I have this image of myself as a five-year-old, a white handkerchief tied around my tiny wrist, the other end tied to my mother’s.
It was summertime and we were onboard a Sweet Lines boat coming from Cebu, on our way back home to Manila. We had to go home earlier than scheduled, so mom wasn’t able to get us our usual cabin. And since my mother never flies, it was the slow boat home or bust.
The only accommodation left were the yellow nylon military-style cots in a communal area indoors, and outdoors on the deck, with sea air and not air-conditioning to keep you cool. All night long, my right hand was bound to mommy’s left hand. When I asked her why this was so, she replied, “You might wake up in the middle of the night and walk off the ship.”
At that time I thought it was insane. I stayed up most of that night watching the stars and listening to the waves gently crash against our boat. When I became a mother myself, I perfectly understood how one would do everything to protect one’s own.
Cebuano is my third language, thanks to my mother who religiously brought me to fiestas in Mandaue from ages four to 12. Sitting in my aunt’s sari-sari store and gobbling up all the Chocnut and Big Boy bubble gum while listening to her tinderas shoot the breeze with everyone helped form my fluency in the dialect.
Thanks, too, to all the yayas and househelp from Bohol, Leyte and Cebu who helped raise me through the years. Because of them, everyone from those provinces I have met thinks I’m a native daughter.
Childhood influences
Over these last two months, since “Yolanda” struck, all these childhood influences came into play as I found myself in Cebu, Bohol and Leyte practically every other week for one or another mission for my company, or on a personal basis. I wasn’t prepared for how taken I would be by these provinces and their people.
I liked Ormoc, especially, and our company’s adopted community in Albuera, Leyte. In a little coastal village called Sitio Lawis, I came face to face with and understood the true meaning of gratitude and Christmas.
Lawis is a fishing village that was 90-percent washed away by Yolanda. People live in makeshift homes covered by tarpaulin or what remains of the little pawid they can find. Children have no toys, but make do with what nature provides. Modified kites are made by stringing together torn-up plastic shopping bags, and dark-skinned boys chase each other by the shoreline, their kites flying defiantly against brilliant blue skies.
In Lawis, the young and the elderly line up patiently for shelter packs under the heat of the afternoon sun, waiting with great anticipation for GI sheets, nails and some other materials that will help put a decent roof above their heads.
Senior citizens wrap us in their warm hugs and thank-you’s for the blankets and towels we give them, effusive and so genuine with their gratefulness, as if they had won the lotto.
On the sidelines, children stare, bright-eyed with wonder at the colorful toys, and hug them with all their might. For majority of these children, it is their very first time to own such toys, and they squeal with glee, as if their hearts are about to burst with joy.
Humbled hearts
Our hearts, meanwhile, are humbled at all the gratitude that surrounds us. A little over 40 days ago, this was a community devastated by the world’s worst storm. Remnants of that fury are seen in the area which they call home, where debris and broken boats are still strewn about.

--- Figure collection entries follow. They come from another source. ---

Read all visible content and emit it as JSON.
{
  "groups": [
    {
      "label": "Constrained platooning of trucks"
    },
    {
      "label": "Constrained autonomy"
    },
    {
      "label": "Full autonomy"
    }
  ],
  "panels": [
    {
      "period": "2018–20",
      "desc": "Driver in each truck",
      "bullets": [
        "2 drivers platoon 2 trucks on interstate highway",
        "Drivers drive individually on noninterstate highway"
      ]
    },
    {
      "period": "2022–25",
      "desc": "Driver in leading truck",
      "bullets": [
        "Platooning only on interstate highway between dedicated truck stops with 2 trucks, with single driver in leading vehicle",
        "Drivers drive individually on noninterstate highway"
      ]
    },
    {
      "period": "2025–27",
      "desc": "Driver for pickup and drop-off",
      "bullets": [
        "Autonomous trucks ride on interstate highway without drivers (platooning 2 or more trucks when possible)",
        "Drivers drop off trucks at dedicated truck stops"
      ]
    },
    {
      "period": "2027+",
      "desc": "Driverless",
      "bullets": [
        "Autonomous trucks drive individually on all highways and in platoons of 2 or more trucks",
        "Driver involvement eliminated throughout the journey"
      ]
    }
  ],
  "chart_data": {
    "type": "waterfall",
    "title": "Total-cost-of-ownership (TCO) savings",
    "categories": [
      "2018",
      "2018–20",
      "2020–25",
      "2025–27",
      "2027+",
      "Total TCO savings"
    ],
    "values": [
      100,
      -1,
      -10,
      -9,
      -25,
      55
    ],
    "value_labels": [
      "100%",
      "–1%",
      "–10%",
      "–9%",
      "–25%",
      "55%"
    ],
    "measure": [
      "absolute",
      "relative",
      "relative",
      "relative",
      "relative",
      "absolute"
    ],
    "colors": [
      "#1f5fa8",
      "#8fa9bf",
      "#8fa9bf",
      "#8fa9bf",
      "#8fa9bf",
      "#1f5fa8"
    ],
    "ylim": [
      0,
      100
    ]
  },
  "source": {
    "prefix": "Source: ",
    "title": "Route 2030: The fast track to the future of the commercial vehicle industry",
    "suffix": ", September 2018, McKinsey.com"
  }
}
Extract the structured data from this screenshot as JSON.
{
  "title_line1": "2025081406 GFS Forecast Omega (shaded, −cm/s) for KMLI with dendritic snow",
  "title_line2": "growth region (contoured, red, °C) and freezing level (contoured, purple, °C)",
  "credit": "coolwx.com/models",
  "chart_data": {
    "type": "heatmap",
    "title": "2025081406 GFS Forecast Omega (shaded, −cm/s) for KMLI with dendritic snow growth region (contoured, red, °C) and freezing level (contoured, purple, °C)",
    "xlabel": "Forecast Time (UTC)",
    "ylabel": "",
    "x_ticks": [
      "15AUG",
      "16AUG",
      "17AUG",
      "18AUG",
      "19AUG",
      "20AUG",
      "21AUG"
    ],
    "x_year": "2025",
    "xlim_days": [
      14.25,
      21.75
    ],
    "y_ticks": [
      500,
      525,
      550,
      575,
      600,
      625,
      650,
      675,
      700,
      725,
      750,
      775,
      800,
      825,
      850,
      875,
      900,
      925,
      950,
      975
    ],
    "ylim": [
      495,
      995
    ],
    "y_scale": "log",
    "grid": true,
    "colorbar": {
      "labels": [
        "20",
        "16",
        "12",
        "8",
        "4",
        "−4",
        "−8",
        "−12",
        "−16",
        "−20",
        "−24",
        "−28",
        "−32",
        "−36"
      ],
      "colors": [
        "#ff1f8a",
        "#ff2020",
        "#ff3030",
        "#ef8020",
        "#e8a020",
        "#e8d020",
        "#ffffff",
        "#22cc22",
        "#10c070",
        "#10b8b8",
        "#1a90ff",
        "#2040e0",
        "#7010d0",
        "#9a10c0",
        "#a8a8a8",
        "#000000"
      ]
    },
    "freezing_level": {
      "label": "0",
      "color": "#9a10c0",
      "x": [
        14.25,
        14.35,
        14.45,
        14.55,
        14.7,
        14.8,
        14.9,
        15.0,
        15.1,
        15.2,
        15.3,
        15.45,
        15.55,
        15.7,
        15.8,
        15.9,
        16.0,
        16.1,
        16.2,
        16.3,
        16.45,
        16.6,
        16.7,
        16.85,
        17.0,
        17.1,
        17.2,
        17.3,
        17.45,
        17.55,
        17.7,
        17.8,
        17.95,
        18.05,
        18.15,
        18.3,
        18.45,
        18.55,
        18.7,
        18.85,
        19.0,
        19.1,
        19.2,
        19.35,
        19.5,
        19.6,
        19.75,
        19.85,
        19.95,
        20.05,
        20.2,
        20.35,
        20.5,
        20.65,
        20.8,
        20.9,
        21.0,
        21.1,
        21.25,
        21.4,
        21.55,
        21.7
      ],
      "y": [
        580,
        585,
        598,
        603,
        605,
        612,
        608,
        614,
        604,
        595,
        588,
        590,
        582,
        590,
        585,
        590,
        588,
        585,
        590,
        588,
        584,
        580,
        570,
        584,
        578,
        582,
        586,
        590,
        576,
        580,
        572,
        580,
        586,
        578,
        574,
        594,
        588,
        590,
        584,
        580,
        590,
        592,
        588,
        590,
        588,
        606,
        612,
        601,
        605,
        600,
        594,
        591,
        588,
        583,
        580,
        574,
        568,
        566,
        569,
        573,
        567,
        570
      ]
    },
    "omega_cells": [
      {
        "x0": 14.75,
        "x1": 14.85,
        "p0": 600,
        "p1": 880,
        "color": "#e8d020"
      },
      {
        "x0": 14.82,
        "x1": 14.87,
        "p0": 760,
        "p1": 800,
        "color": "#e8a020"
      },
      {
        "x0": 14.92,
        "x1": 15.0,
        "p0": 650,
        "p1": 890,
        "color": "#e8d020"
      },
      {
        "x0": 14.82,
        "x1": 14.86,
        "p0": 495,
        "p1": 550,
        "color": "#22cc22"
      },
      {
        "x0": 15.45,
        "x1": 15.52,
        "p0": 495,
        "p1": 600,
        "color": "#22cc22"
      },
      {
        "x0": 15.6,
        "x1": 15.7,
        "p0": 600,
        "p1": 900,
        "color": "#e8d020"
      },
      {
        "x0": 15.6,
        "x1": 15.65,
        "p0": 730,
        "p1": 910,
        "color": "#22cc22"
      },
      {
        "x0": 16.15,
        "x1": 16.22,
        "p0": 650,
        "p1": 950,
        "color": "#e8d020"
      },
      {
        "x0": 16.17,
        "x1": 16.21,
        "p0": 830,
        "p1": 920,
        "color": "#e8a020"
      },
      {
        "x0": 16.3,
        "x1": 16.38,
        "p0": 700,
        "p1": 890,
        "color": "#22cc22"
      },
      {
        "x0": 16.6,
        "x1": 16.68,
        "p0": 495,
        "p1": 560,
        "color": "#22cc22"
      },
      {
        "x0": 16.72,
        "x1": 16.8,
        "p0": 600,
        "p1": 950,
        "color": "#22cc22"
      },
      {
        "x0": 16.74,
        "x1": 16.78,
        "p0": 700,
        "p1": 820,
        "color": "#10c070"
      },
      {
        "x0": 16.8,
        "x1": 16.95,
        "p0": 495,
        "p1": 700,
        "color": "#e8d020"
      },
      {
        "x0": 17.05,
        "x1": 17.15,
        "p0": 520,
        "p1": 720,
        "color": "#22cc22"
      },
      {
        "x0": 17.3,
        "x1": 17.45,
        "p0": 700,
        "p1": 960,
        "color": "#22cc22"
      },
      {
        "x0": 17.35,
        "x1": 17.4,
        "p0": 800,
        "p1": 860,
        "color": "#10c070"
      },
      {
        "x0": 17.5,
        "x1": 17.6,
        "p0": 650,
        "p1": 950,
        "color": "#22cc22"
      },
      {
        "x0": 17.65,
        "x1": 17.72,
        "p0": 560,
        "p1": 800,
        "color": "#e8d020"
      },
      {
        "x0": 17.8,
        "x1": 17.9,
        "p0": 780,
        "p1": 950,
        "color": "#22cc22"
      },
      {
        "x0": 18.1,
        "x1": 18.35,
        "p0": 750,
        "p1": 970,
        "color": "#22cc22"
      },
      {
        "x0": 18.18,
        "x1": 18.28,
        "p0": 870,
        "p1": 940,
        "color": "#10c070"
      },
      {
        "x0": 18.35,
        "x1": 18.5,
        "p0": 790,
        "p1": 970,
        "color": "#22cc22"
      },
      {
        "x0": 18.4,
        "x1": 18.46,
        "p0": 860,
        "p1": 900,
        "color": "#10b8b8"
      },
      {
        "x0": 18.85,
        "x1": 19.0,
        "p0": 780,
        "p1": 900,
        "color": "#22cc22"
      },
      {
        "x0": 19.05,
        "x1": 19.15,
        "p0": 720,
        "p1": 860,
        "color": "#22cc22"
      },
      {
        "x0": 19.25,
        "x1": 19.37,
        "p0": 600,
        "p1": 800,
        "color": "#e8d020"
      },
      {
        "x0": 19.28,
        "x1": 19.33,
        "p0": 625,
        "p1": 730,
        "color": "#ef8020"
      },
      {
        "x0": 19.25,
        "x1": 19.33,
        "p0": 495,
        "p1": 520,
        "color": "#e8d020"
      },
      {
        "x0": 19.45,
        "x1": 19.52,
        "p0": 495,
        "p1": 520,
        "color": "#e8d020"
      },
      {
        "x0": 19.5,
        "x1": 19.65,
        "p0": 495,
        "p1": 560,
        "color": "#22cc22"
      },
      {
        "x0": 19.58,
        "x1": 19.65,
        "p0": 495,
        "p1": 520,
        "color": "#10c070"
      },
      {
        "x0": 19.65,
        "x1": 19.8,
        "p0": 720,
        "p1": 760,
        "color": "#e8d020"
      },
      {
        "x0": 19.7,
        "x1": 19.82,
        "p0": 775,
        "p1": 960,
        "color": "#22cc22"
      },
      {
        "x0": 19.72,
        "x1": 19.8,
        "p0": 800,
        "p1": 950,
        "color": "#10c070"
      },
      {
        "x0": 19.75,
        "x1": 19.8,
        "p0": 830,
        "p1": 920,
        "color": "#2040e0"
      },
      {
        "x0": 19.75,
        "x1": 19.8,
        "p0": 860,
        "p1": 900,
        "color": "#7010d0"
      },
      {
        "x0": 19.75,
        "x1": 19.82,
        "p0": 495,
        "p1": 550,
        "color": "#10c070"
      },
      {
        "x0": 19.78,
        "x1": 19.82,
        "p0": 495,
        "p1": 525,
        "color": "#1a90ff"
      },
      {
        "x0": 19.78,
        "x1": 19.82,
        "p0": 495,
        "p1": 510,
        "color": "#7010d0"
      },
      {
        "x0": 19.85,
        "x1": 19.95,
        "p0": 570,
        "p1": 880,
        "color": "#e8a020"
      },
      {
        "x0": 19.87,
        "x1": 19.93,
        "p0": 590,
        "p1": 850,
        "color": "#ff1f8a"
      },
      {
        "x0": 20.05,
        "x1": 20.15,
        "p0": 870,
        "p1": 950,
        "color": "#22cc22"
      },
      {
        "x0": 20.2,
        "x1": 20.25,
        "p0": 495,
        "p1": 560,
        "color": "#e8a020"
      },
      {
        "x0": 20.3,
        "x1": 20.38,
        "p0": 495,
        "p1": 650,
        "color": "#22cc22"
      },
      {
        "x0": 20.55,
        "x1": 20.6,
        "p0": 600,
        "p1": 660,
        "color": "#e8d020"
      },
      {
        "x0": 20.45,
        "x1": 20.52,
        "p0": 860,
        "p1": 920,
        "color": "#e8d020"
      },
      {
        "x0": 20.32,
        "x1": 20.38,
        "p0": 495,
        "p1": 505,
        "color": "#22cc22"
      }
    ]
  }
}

But the residents’ spirits soar like the defiant white kites that fly high against the bluest of skies.
“Thank you to your company for helping us. We’ve always known that God is good, and that He will provide for us,” an elderly man tells me as we watch the children line up for coloring books one evening.
He says his one and only fishing boat was gutted and rendered useless by Yolanda—and yet it’s amazing how much joy and peace there was in his face while telling me the story.
“Butang ra na. Kalu-oy sa Ginoo, mailisan na gihapon. Mag ampo lang ’at ma’am. Ang importante, kumpleto gihapon mi (Those are just things. By God’s grace they can be replaced. We just keep praying. What’s important is that our family is complete),” he tells me in a voice so thick with hope that I can almost touch it.
Good thing it is almost dark, and he doesn’t see me blink away my tears.
Amazing story
The most amazing story that came to me on this trip is that of baby Yumi.
Yumi is the two-month-old baby of a Tacloban-based medical representative in the company I work for. At the height of Yolanda, her Tacloban home was waist-deep in floodwaters. Yumi, then less than a month old, had to be raised above her grandmother’s head to keep her safe from the rising waters.
Yumi’s mother, who had delivered her by C-section only 28 days earlier, swam in floodwaters from one end of the room to the other to help keep her mother steady, lest she drop the baby. It was love, over and over again, from one generation to the next.
Today, all three women and the other members of their family are starting anew in their transition home in Cebu City.
Yumi’s story, and that of many others, told to me on the shores of Albuera, remind us all that with an unshakeable faith, unsinking hope and the love of a world that has embraced our collective pain, we can all rise again.
Wishing you all a very meaningful and blessed Christmas wrapped in the love of everyone you hold dear.